Without further ado, here is a quote from P.T. Forsyth on this topic. I found it helpful and worth meditating upon:
The difference between the Christian and the world is not that the world sins and the Christian does not. It suits the world to think that it is; because it offers a handy whip to scourge the Church’s consistency while resenting its demands. But such a distinction is no part of the Church’s claim. Nor does it mark off the Christian’s worldly years from his life in Christ. A difference of that kind is merely in quantity—all the sin on the one side, none of it on the other. But the real difference (I must say often) is not in quantity; it is in quality. It is not in the number of sins, but in the attitude toward sin and the things called sin. It is in
the man’s sympathies, his affinities; it is in his conscience, his verdict on sin, his treatment of it—whether the world’s or his own.The world sins and does not trouble; it even delights in it. In sin it is not out of its element; it may even be in its element and most at home there. The fear and hate of sin is not in the least its temper. But with the Christian man there is a new spirit, a new taste, bias, conscience, terror, and affection.

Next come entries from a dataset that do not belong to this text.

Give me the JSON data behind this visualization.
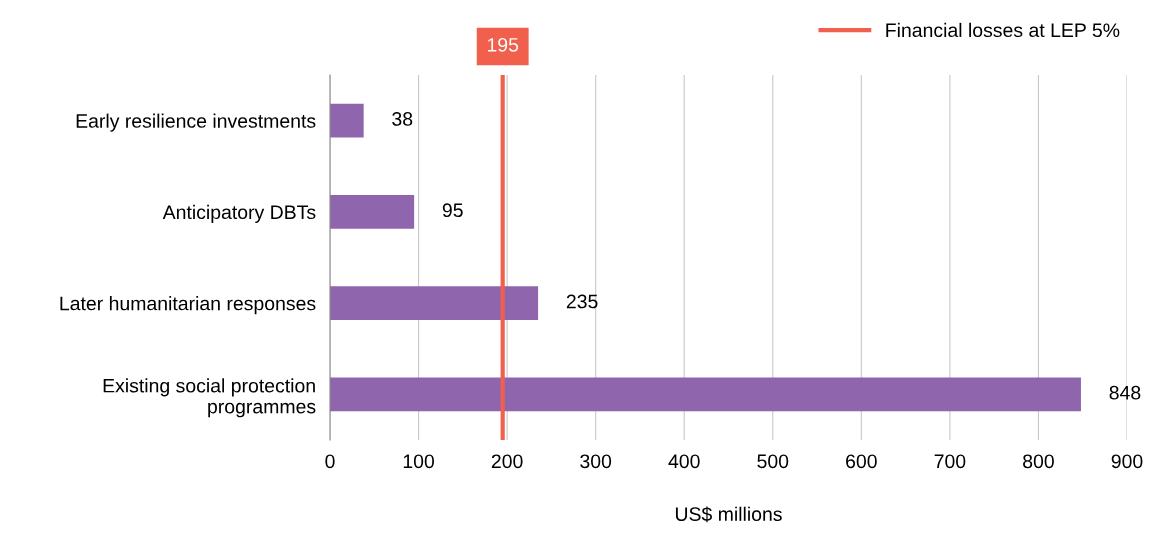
{
  "chart_data": {
    "type": "bar",
    "orientation": "horizontal",
    "categories": [
      "Early resilience investments",
      "Anticipatory DBTs",
      "Later humanitarian responses",
      "Existing social protection\nprogrammes"
    ],
    "values": [
      38,
      95,
      235,
      848
    ],
    "color": "#8f65ad",
    "data_labels": true,
    "xlim": [
      0,
      900
    ],
    "xticks": [
      0,
      100,
      200,
      300,
      400,
      500,
      600,
      700,
      800,
      900
    ],
    "grid": "x",
    "xlabel": "US$ millions",
    "ref_lines": [
      {
        "axis": "x",
        "value": 195,
        "label": "Financial losses at LEP 5%",
        "color": "#f0604c"
      }
    ],
    "annotations": [
      "195"
    ],
    "legend": "top right"
  }
}
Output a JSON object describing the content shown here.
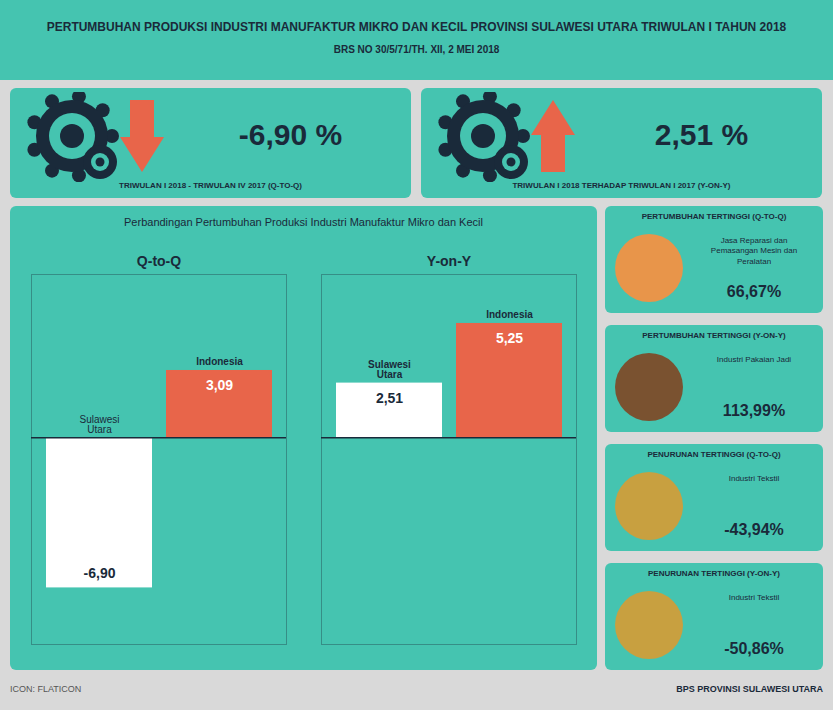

His leading attitude to sin is fear and hate. His interest, his passion, is all for good and God. He himself is different from himself. He is renewed in the spirit of his mind. He may indeed lapse. The old instinct, the old habit, breaks out, and surprises him off his guard. The old vice fastens on him in a season of weakness. The old indifference may creep back. Mere nervous exhaustion may make him feel for a long time as if the spirit had been taken from him.
But these are either interludes, or they are upon the outskirts of his real nature. The loyalty of his person is still true, and his course in the main is right, whatever deviations the storms may cause, or however the calms may detain and irritate him. What is the thing most deep and assertive in him? I mean, what is most continuous in him? I do not ask what asserts itself oftenest, but what asserts itself most persistently on the whole, and in the end most powerfully and effectively.
What is the real and only continuity of his life? Is it a sinful temper and bias, a sinful joy or indifference, broken only occasionally, and ever more rarely, by spasms of goodness, glimpses of holiness, freaks of mercy and truth? Or is it the sympathy and purpose of holiness, clouded at times by drifts of evil, and cleft, to his grief, by flashes of revolt? That is the question. And it is the way the question will be put at the last. It will not be, How many are your sins and how many your sacrifices? but, On which side have you stood and striven, under which King have you served or died? A man may abide in the many–mansioned, myriad–minded Christ, even if the robber sometimes break into his room, or if he go out and lose his way in a fog. You stay in a house, or in a town, which all the same you occasionally leave for good or for ill. The question is, What is your home to which your heart returns, either in repentance or in joy? Where is your heart? What is the bent of your will on the whole, the direction and service of your total life? It is not a question settled in a quantitative way by inquiry as to the occupation of every moment. God judges by totals, by unities not units, by wholes and souls, not sections. What is the dominant and advancing spirit of your life, the total allegiance of your person?
Beethoven was not troubled when a performer struck a wrong note, but he was angry when he rafted with the spirit and idea of the piece. So with the Great Judge and Artist of life. He is not a schoolmaster, but a critic; and a critic of the great sort, who works by sympathy, insight, large ranges, and results on the whole. Perfection is not sinlessness, but the loyalty of the soul by faith to Christ when all is said and done. The final judgment is not whether we have at every moment stood, but whether having done all we stand—stand at the end, stand as a whole.
Perfection is wholeness. In our perfection there is a permanent element of repentance. The final symphony of praise has a deep bass of penitence. God may forgive us, but we do not forgive ourselves. It is always a Saviour, and not merely an Ideal, that we confess. Repentance belongs to our abiding in Christ, and so to any true holiness.